Why is the first option OK but the second option should use dynamic memory and the first doesn't?

//first option
char *p = "hello";
//second option
char *p;
scanf("%s",p);
//and introduce hello on the terminal

Answer 1

The pointer p in this declaration

//first option
char *p = "hello";

points to the first character of the string literal "hello" that is stored in memory as a character array of the type char[6] .

You can imagine it the following way

char string_literal[] = "hello";
char *p = string_literal;

Only pay attention to that you may not change a string literal pointed to by a pointer. Any attempt to change a string literal results in undefined behavior. For example you may not write

char *p = "hello";
p[0] = 'H';

In this code snippet

//second option
char *p;
scanf("%s",p);

the pointer p is not initialized and has an indeterminate value. So the call of scanf invokes undefined behavior.

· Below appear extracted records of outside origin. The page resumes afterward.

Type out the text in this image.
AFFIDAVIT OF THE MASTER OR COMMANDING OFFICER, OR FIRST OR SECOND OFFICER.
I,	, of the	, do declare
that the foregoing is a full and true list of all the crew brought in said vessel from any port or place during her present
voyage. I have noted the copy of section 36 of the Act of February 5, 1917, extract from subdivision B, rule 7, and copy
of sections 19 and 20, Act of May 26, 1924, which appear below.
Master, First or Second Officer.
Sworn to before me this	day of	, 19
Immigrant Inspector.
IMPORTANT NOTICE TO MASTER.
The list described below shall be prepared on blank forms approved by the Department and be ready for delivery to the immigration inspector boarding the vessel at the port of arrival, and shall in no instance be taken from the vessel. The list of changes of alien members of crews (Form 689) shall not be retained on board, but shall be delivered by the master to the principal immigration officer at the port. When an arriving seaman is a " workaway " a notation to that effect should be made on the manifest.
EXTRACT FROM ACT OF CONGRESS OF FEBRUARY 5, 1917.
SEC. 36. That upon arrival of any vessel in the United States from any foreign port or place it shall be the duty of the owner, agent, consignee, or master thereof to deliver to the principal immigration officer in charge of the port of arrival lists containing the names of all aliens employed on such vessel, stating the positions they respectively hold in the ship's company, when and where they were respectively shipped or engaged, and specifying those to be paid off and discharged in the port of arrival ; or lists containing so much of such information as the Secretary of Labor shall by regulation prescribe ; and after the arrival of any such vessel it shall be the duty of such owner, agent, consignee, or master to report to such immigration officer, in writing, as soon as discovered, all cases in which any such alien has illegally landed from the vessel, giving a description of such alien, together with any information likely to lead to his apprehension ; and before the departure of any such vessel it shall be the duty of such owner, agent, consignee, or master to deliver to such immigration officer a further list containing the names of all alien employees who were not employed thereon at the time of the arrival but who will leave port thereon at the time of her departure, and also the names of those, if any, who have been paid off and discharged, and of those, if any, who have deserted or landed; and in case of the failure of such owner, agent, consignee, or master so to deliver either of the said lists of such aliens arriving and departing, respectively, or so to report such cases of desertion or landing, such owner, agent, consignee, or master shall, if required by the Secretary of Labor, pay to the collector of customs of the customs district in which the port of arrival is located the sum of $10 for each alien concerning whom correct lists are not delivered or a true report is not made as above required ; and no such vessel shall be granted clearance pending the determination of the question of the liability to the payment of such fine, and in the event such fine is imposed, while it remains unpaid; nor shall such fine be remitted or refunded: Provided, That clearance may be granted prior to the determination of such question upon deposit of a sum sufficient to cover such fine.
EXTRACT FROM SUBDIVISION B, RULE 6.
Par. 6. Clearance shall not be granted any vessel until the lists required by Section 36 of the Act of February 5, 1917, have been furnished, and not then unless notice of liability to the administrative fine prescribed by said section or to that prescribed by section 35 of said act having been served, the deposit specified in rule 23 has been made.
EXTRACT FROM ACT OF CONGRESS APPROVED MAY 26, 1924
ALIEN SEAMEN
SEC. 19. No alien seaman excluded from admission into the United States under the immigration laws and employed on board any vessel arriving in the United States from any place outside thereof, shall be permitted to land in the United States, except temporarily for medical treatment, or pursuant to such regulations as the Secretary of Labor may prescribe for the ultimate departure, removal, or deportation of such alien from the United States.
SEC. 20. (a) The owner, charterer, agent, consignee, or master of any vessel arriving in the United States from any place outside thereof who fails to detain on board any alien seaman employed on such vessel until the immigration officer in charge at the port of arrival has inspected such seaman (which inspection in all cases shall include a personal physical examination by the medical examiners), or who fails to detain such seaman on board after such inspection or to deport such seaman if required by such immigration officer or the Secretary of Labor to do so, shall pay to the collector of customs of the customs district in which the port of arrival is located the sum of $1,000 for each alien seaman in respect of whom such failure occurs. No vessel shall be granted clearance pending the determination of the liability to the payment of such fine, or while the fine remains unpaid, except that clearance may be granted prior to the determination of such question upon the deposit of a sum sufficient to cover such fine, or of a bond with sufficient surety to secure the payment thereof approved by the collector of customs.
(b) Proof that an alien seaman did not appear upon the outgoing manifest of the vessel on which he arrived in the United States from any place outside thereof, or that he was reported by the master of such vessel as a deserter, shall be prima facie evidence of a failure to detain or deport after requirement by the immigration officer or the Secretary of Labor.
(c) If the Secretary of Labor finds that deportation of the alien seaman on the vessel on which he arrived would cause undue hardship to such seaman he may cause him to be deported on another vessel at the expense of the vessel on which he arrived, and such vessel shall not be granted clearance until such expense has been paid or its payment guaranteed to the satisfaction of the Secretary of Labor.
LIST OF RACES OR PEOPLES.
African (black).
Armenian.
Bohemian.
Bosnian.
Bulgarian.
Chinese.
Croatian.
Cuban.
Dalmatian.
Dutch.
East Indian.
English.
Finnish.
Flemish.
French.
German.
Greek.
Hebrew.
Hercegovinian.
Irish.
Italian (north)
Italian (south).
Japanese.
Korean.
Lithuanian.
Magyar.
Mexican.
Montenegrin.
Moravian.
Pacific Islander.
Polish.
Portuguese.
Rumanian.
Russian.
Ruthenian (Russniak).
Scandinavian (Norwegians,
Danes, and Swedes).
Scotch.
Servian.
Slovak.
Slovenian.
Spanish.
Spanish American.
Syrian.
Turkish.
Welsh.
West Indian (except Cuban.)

At least you could write for example

char s[6];
char *p = s;

scanf( "%s", p ); // or scanf( "%5s", p );

to enter the string "hello" ;

Or if to use sscanf referred in your comment to the question you could write

char s[6];
char *p = s;

sscanf( "hello", "%s", p );

Answer 2

Because in the first case the compiler allocates (usually) memory for the string in "static" memory. So p is pointing to storage that contains the string constant.

The second case, p is uninitialized, and points to nothing. So you have to allocate memory for it. The alternative to using heap-based allocation is to define like

char p[100];
scanf("%100s",p);

you are still allocating memory in this case, but on the stack. Either way, C strings (and pointers) need some valid memory area to point to, whether it is on the stack, heap, or static.

Answer 3

To do what you want in the second case, you would need to do it like this:

char *p;

printf("Enter a word: ");
scanf("%ms",&p);
printf("User entered '%s'\n",p);
free(p);

The m option to %s (in scanf ) tells scanf to allocate whatever memory is needed for the string. Read the scanf man-page for more details.